Walter Fairgrieve

Personal information
- Full name: Walter Robert Fairgrieve
- Date of birth: 30 August 1874
- Place of birth: Edinburgh, Scotland
- Date of death: 2 June 1915 (aged 40)
- Place of death: Troon, Scotland
- Position(s): Outside-right

Youth career
- Dalry Primrose

Senior career*
- Years: Team / Apps / (Gls)
- Glasgow Perthshire
- 1898–1899: Southampton / 1 / (0)
- 1899–1900: Luton Town / 15 / (5)
- 1900: Hibernian / 0 / (0)
- 1900: Partick Thistle / 5 / (1)
- 1900: Heart of Midlothian / 2 / (1)
- Dunfermline Athletic

= Walter Fairgrieve =

Scottish footballer (1874–1915)

Walter Robert Fairgrieve (30 August 1874 – 2 June 1915) was a Scottish professional footballer who played as an outside forward for Southampton and Luton Town in the late 1890s.

==Football career==
Fairgrieve was born in Edinburgh and started his football career with Dalry Primrose and Glasgow Perthshire, during which time he earned Scottish junior international honours and represented Glasgow in a game against Lanarkshire.

After a spell with Liverpool and a month's trial period at Everton, he joined Southern League champions Southampton in May 1898 on a professional contract.

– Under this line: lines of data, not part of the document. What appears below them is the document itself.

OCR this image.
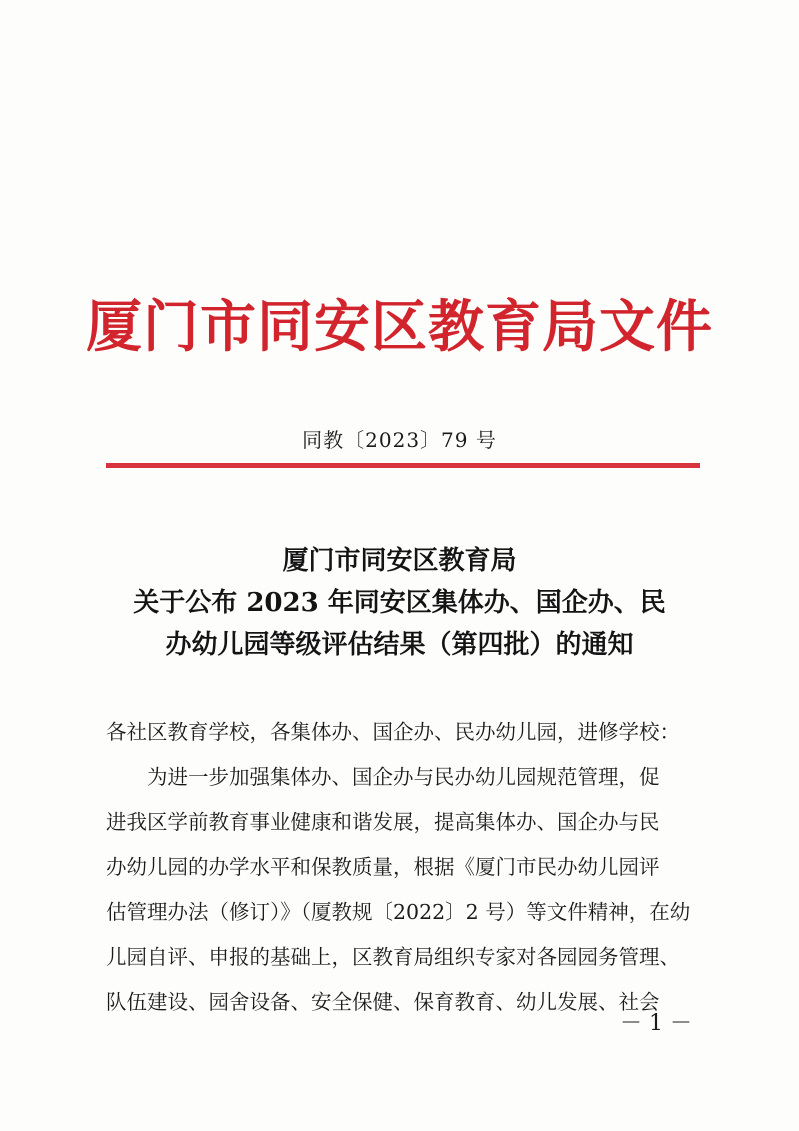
厦门市同安区教育局文件
同教〔2023〕79 号
厦门市同安区教育局
关于公布 2023 年同安区集体办、国企办、民
办幼儿园等级评估结果（第四批）的通知

各社区教育学校，各集体办、国企办、民办幼儿园，进修学校：

为进一步加强集体办、国企办与民办幼儿园规范管理，促

进我区学前教育事业健康和谐发展，提高集体办、国企办与民

办幼儿园的办学水平和保教质量，根据《厦门市民办幼儿园评

估管理办法（修订）》（厦教规〔2022〕2 号）等文件精神，在幼

儿园自评、申报的基础上，区教育局组织专家对各园园务管理、

队伍建设、园舍设备、安全保健、保育教育、幼儿发展、社会

－ 1 －
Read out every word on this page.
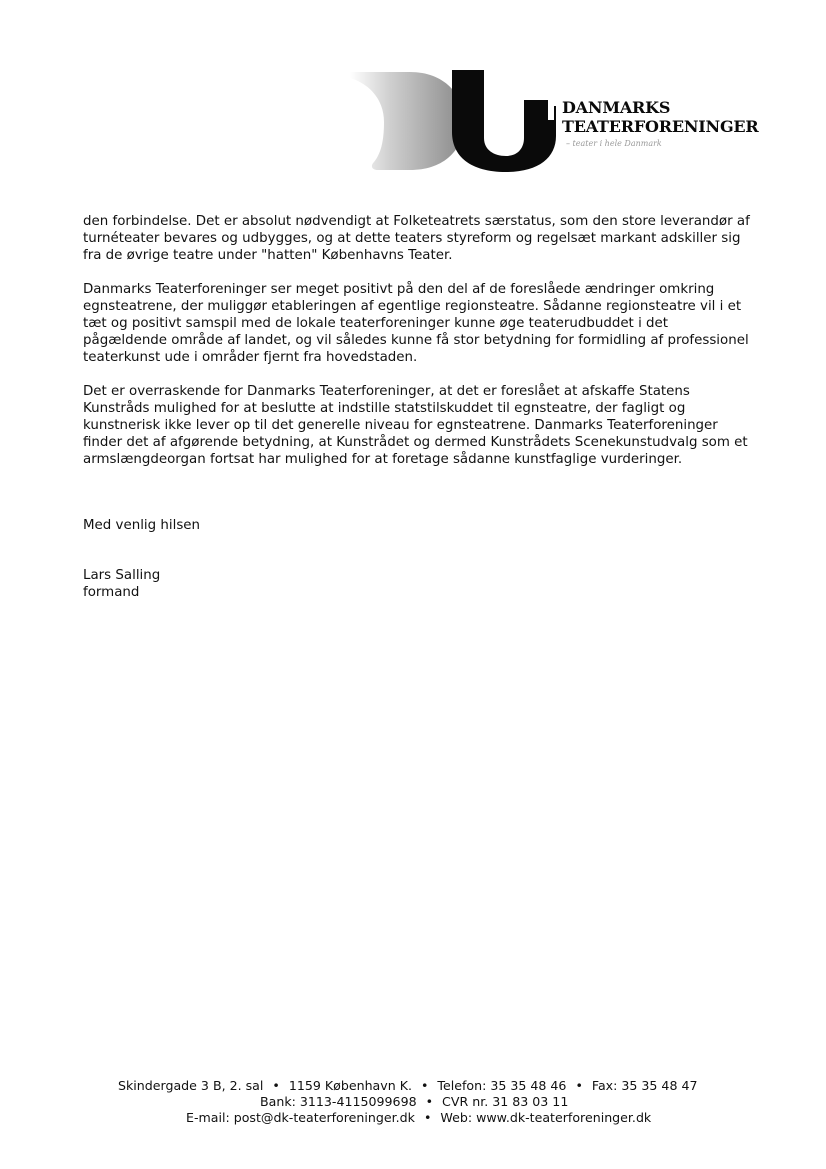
DANMARKS
TEATERFORENINGER
– teater i hele Danmark

den forbindelse. Det er absolut nødvendigt at Folketeatrets særstatus, som den store leverandør af turnéteater bevares og udbygges, og at dette teaters styreform og regelsæt markant adskiller sig fra de øvrige teatre under "hatten" Københavns Teater.

Danmarks Teaterforeninger ser meget positivt på den del af de foreslåede ændringer omkring egnsteatrene, der muliggør etableringen af egentlige regionsteatre. Sådanne regionsteatre vil i et tæt og positivt samspil med de lokale teaterforeninger kunne øge teaterudbuddet i det pågældende område af landet, og vil således kunne få stor betydning for formidling af professionel teaterkunst ude i områder fjernt fra hovedstaden.

Det er overraskende for Danmarks Teaterforeninger, at det er foreslået at afskaffe Statens Kunstråds mulighed for at beslutte at indstille statstilskuddet til egnsteatre, der fagligt og kunstnerisk ikke lever op til det generelle niveau for egnsteatrene. Danmarks Teaterforeninger finder det af afgørende betydning, at Kunstrådet og dermed Kunstrådets Scenekunstudvalg som et armslængdeorgan fortsat har mulighed for at foretage sådanne kunstfaglige vurderinger.

Med venlig hilsen
Lars Salling
formand
Skindergade 3 B, 2. sal • 1159 København K. • Telefon: 35 35 48 46 • Fax: 35 35 48 47
Bank: 3113-4115099698 • CVR nr. 31 83 03 11
E-mail: post@dk-teaterforeninger.dk • Web: www.dk-teaterforeninger.dk
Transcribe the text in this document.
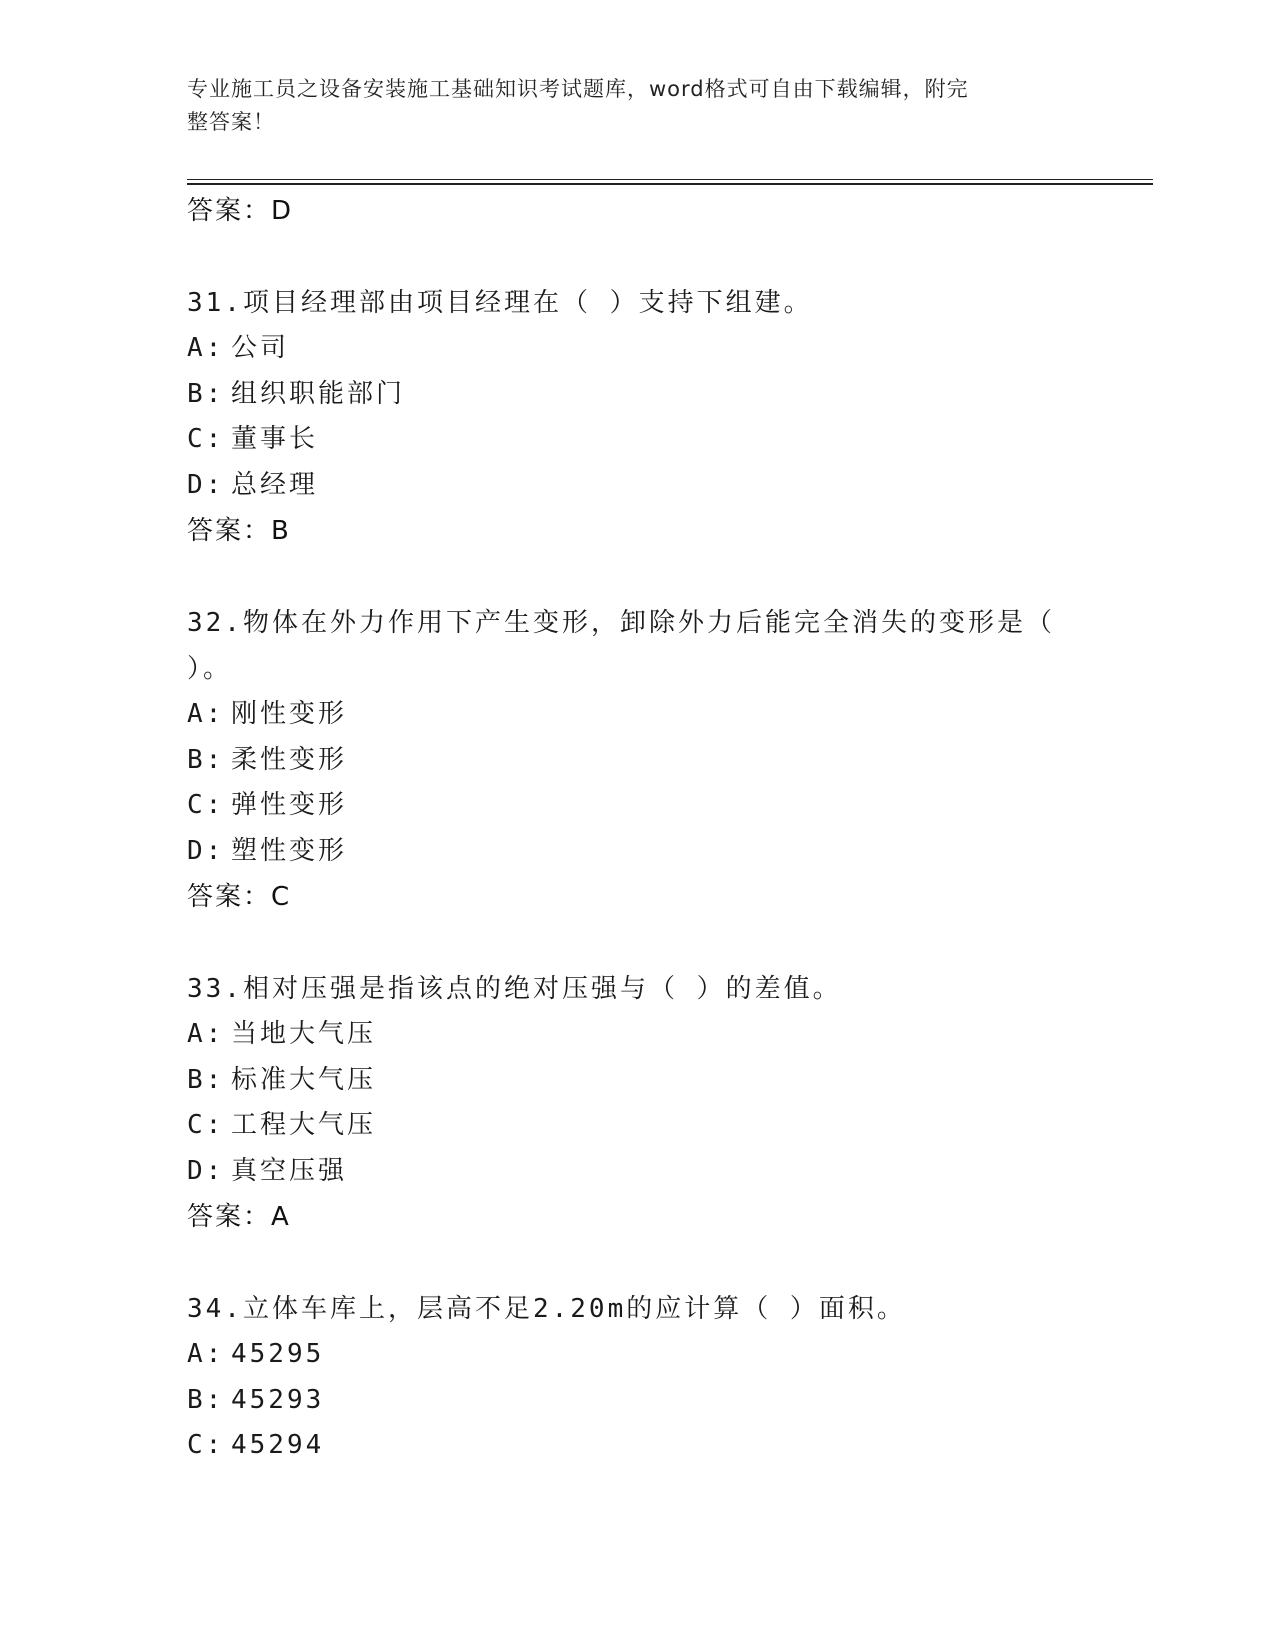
专业施工员之设备安装施工基础知识考试题库，word格式可自由下载编辑，附完
整答案！
答案：D
31.项目经理部由项目经理在（ ）支持下组建。
A: 公司
B: 组织职能部门
C: 董事长
D: 总经理
答案：B
32.物体在外力作用下产生变形，卸除外力后能完全消失的变形是（
）。
A: 刚性变形
B: 柔性变形
C: 弹性变形
D: 塑性变形
答案：C
33.相对压强是指该点的绝对压强与（ ）的差值。
A: 当地大气压
B: 标准大气压
C: 工程大气压
D: 真空压强
答案：A
34.立体车库上，层高不足2.20m的应计算（ ）面积。
A: 45295
B: 45293
C: 45294
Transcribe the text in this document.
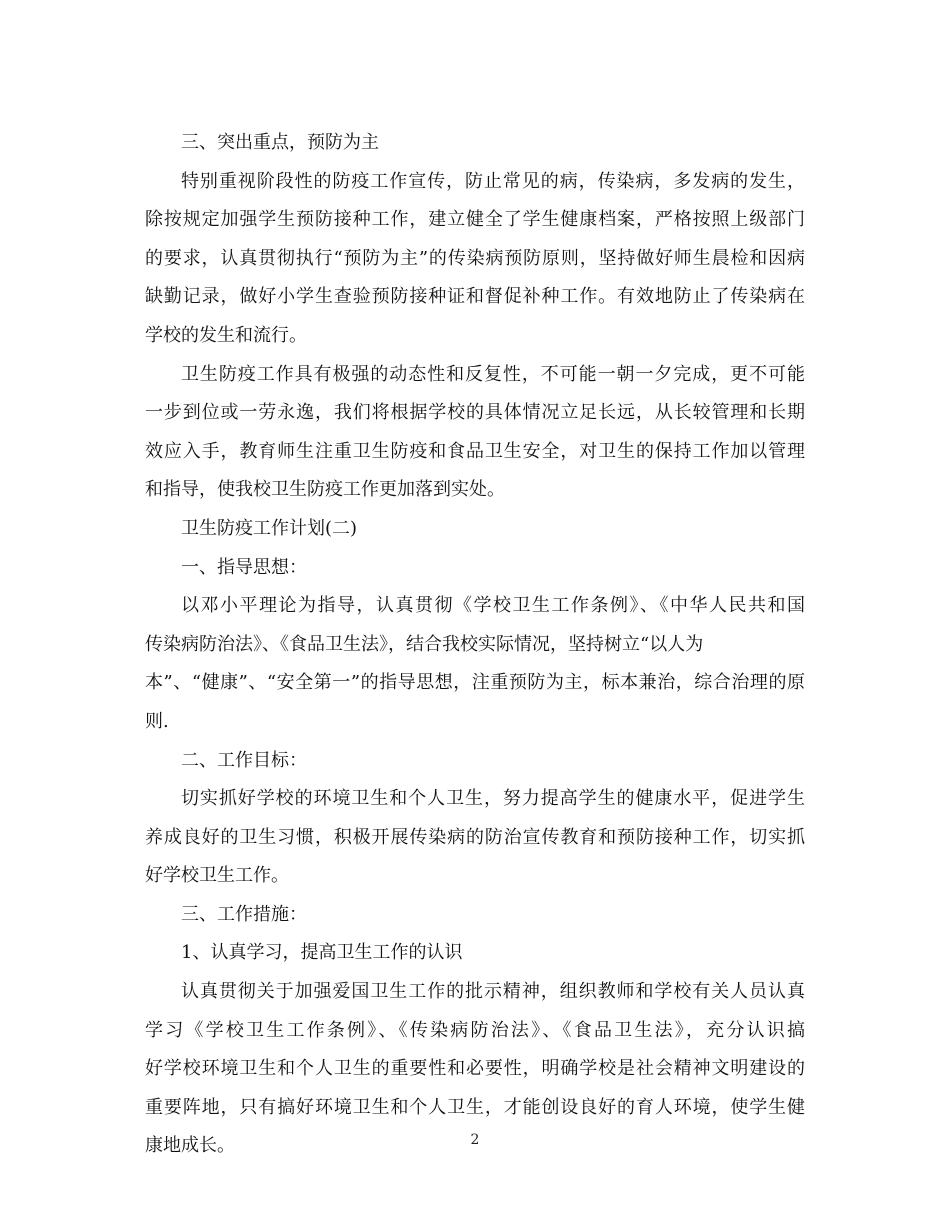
三、突出重点，预防为主
特别重视阶段性的防疫工作宣传，防止常见的病，传染病，多发病的发生，
除按规定加强学生预防接种工作，建立健全了学生健康档案，严格按照上级部门
的要求，认真贯彻执行“预防为主”的传染病预防原则，坚持做好师生晨检和因病
缺勤记录，做好小学生查验预防接种证和督促补种工作。有效地防止了传染病在
学校的发生和流行。
卫生防疫工作具有极强的动态性和反复性，不可能一朝一夕完成，更不可能
一步到位或一劳永逸，我们将根据学校的具体情况立足长远，从长较管理和长期
效应入手，教育师生注重卫生防疫和食品卫生安全，对卫生的保持工作加以管理
和指导，使我校卫生防疫工作更加落到实处。
卫生防疫工作计划(二)
一、指导思想：
以邓小平理论为指导，认真贯彻《学校卫生工作条例》、《中华人民共和国
传染病防治法》、《食品卫生法》，结合我校实际情况，坚持树立“以人为
本”、“健康”、“安全第一”的指导思想，注重预防为主，标本兼治，综合治理的原
则.
二、工作目标：
切实抓好学校的环境卫生和个人卫生，努力提高学生的健康水平，促进学生
养成良好的卫生习惯，积极开展传染病的防治宣传教育和预防接种工作，切实抓
好学校卫生工作。
三、工作措施：
1、认真学习，提高卫生工作的认识
认真贯彻关于加强爱国卫生工作的批示精神，组织教师和学校有关人员认真
学习《学校卫生工作条例》、《传染病防治法》、《食品卫生法》，充分认识搞
好学校环境卫生和个人卫生的重要性和必要性，明确学校是社会精神文明建设的
重要阵地，只有搞好环境卫生和个人卫生，才能创设良好的育人环境，使学生健
康地成长。	2
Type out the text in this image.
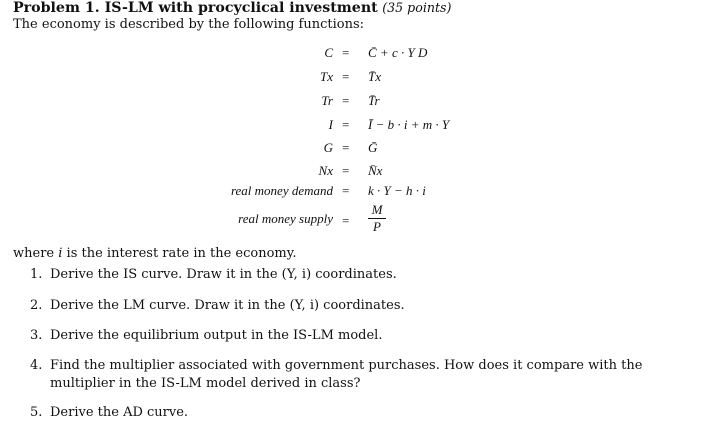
Problem 1. IS-LM with procyclical investment (35 points)
The economy is described by the following functions:
C = C̄ + c · Y D
Tx = T̄x
Tr = T̄r
I = Ī − b · i + m · Y
G = Ḡ
Nx = N̄x
real money demand = k · Y − h · i
real money supply =
M
P
where i is the interest rate in the economy.
1. Derive the IS curve. Draw it in the (Y, i) coordinates.
2. Derive the LM curve. Draw it in the (Y, i) coordinates.
3. Derive the equilibrium output in the IS-LM model.
4. Find the multiplier associated with government purchases. How does it compare with the multiplier in the IS-LM model derived in class?
5. Derive the AD curve.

With a reputation for heavy drinking and general misconduct, he failed to secure a regular first-team place and spent most of his time at The Dell in the reserves, with his only first team outing coming when he took the place of Tom Smith for the second match of the 1898–99 season, a 2–0 defeat by New Brompton.

In the summer of 1899, he left "the Saints" to join Luton Town of the Football League Second Division, but after six months, he returned to Scotland in January 1900.

He finished his career with a brief spell in the Scottish League with Hibernian, Partick Thistle, Heart of Midlothian and Dunfermline Athletic.

== Personal life ==
Fairgrieve enlisted as a private in the 15th Battalion, Royal Scots of the British Army early in the First World War but did not see any active service. He died in Troon on 2 June 1915 following an attack of angina. He is buried in North Merchiston Cemetery in Edinburgh.